In month 7 (October) although some unlock protocols have started, there are still government restrictions on public events, so weddings and processions are still unable to take place. The horses have grazed the large area of land so with no more grass growing and no more rain expected until summer 2021, we continue to feed the horses with supplementary hard food (grains).
In month 8 (November) So far, with your support, we have secured a further 100 acres of grazing land and last week Ajeet's organisational skills were brought out of hibernation to orchestrate the mass migration of 42 loose horses a staggering 40km, through countryside and villages, which took over 10 hours to complete!
We are happy to announce that all grooms and horses arrived at their destination before dark, safe and well. This was an amazing achievement, with the help of additional walkers, riders, motorcycle lookouts and a convoy of jeeps. Once again, Ajeet's coordinating and procession skills proving their worth.
In month 12 (March 2021) All horses had been returned to the farm paddocks, where crops of chick pea and alfalfa have been planted, as the 100 acres of grazing land was now bare. The pandemic numbers reduced and so the lockdown restrictions had started to ease, meaning that we were able to complete a few wedding processions (with smaller crowds and Covid protocols). Ajeet had procured some large round concrete 'drains' to use as communal feed bins for the horses in the paddocks.

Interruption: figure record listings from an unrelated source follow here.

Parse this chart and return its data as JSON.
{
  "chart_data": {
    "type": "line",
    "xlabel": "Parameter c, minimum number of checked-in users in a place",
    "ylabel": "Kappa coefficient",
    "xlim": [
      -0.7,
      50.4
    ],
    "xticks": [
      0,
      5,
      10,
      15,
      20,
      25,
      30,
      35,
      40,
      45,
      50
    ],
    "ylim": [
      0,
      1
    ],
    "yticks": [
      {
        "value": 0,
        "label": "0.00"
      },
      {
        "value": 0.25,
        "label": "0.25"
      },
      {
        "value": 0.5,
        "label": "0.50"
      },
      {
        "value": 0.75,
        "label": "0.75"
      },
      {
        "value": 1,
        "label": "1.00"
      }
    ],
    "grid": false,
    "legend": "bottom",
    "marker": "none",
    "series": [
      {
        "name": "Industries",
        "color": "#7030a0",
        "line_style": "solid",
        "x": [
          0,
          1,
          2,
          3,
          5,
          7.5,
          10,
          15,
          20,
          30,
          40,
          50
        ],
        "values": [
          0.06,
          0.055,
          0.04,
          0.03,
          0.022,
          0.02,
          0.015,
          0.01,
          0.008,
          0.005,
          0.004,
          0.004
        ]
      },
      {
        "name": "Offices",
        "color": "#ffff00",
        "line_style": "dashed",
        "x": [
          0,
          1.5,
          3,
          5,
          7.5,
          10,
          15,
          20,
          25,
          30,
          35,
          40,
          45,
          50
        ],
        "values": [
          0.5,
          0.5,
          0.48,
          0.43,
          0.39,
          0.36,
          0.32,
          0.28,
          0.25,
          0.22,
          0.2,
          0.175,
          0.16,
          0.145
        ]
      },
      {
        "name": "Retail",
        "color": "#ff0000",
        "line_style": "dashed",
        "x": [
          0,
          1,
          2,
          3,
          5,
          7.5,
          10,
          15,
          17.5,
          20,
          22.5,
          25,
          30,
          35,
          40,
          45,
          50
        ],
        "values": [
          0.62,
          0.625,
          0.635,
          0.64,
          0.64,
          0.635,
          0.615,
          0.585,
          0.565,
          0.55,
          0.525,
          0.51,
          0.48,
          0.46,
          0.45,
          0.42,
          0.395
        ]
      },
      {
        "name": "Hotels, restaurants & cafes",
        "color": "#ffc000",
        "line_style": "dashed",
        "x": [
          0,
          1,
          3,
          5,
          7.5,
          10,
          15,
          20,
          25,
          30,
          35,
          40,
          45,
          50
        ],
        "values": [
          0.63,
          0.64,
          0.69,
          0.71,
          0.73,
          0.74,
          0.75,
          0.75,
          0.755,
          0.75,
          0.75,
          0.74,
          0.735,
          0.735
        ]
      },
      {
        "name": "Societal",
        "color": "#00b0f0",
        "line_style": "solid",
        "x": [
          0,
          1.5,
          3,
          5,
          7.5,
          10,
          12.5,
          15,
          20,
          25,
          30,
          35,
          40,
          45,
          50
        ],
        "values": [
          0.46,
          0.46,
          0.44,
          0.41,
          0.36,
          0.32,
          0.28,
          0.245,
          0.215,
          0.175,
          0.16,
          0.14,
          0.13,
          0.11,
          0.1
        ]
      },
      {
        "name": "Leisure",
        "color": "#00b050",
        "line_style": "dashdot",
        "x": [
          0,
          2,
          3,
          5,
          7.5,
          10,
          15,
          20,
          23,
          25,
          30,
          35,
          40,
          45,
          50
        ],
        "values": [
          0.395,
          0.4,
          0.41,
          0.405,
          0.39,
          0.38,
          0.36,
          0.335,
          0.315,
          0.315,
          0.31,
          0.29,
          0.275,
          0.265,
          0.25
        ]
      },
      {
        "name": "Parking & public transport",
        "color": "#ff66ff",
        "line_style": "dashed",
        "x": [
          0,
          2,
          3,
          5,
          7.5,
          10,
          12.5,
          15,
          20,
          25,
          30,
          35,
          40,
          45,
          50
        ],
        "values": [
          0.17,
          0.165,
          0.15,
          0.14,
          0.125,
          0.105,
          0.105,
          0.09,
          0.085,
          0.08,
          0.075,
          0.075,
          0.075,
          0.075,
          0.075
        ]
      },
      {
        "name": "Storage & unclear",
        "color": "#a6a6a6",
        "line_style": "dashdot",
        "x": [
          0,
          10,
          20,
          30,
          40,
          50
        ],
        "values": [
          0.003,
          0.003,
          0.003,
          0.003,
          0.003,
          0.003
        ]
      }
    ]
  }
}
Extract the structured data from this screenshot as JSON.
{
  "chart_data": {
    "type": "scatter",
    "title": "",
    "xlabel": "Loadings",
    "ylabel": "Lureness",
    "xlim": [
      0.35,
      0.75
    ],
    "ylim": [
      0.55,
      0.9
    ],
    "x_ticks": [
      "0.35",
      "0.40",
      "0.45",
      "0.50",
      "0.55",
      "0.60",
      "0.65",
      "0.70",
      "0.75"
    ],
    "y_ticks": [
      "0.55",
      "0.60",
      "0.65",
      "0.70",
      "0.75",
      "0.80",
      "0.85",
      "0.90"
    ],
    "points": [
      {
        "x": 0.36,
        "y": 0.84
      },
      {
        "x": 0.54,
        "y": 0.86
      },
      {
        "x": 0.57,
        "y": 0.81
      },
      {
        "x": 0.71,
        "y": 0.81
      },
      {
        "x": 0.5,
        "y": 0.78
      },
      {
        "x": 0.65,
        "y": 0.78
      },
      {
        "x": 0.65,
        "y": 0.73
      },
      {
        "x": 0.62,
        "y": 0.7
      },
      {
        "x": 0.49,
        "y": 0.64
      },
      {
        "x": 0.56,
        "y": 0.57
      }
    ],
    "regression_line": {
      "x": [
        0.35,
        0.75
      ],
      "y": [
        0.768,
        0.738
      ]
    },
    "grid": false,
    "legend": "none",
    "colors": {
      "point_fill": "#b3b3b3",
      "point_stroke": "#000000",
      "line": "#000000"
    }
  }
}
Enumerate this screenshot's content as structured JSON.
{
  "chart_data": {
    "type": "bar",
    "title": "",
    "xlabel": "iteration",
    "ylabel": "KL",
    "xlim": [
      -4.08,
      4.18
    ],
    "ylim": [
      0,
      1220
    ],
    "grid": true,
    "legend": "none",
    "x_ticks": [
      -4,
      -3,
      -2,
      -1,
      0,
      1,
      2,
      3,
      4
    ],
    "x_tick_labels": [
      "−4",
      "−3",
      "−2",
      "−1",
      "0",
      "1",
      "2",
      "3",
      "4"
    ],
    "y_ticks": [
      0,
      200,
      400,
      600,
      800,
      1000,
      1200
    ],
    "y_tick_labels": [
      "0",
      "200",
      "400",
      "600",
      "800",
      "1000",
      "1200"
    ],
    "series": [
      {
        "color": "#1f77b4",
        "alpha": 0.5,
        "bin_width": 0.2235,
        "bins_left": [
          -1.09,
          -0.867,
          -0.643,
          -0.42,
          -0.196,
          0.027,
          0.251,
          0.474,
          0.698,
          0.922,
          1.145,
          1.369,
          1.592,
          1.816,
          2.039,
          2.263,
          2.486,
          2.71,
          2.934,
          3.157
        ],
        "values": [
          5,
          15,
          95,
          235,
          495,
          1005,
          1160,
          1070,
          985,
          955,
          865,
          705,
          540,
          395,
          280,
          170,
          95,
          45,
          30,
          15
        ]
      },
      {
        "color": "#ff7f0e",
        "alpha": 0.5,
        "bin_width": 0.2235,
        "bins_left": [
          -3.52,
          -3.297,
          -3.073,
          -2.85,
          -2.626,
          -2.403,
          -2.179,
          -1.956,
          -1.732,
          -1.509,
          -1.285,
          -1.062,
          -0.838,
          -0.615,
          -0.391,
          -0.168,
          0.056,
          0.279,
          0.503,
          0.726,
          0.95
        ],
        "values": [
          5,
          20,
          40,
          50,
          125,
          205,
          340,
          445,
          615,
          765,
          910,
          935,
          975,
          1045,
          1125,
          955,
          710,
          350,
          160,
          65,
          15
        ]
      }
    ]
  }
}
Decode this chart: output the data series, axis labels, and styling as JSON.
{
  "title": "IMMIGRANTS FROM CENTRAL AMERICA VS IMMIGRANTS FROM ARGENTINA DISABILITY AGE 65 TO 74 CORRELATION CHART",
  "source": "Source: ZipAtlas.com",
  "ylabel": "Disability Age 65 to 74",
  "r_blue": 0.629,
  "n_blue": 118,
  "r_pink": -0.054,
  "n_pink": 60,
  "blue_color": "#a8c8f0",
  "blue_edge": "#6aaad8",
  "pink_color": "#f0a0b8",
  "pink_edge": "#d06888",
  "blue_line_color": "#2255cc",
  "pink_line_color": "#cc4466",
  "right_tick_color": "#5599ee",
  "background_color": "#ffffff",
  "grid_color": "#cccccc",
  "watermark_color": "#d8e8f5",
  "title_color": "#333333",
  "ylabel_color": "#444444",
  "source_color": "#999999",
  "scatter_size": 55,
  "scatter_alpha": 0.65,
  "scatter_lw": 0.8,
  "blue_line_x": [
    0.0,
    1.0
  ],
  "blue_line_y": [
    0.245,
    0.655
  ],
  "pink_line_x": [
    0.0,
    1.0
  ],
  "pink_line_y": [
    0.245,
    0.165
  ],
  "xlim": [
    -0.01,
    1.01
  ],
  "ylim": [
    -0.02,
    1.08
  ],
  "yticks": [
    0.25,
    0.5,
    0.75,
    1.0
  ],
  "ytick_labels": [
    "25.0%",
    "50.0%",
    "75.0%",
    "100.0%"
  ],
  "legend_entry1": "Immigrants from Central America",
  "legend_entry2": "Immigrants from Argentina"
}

In month 13 (April) The 2nd wave of the pandemic has returned with a vengeance, with numbers rising rapidly. Local lockdowns are now in force again and it looks like we are in for a most serious situation ahead and our concerns are for the horses future condition and welfare. We have a number of mares due to foal in the next few weeks and so we need to maintain their strength and nutrition.
In month 18 (September) Can you believe it's been 18 months of no activity and 1 year since we launched this fundraiser? We have found another 100 acres of 'free grazing' land and over 40 horses are loose with shepherd and grooms as caretakers/watchmen, with just the mares and foals at the farm. Ajeet and the family have received their two Covid vaccinations, but there are still local and national restrictions on the size of crowds and gatherings (weddings) and also the rural horse fairs are still closed, so income is still minimal as are the rains - with a low to medium monsoon any grass that does grow will soon be consumed by the horses and we once again have to fund and source fodder for the winter months, therefore....
Our fundraiser remains open, as we have many more months to get the horses safely through to the other side of this pandemic. Every donation you give is hugely appreciated and gratefully received ~ we can't thank you enough. Amazingly, with your generosity, we have survived a year with no income, but can we survive another?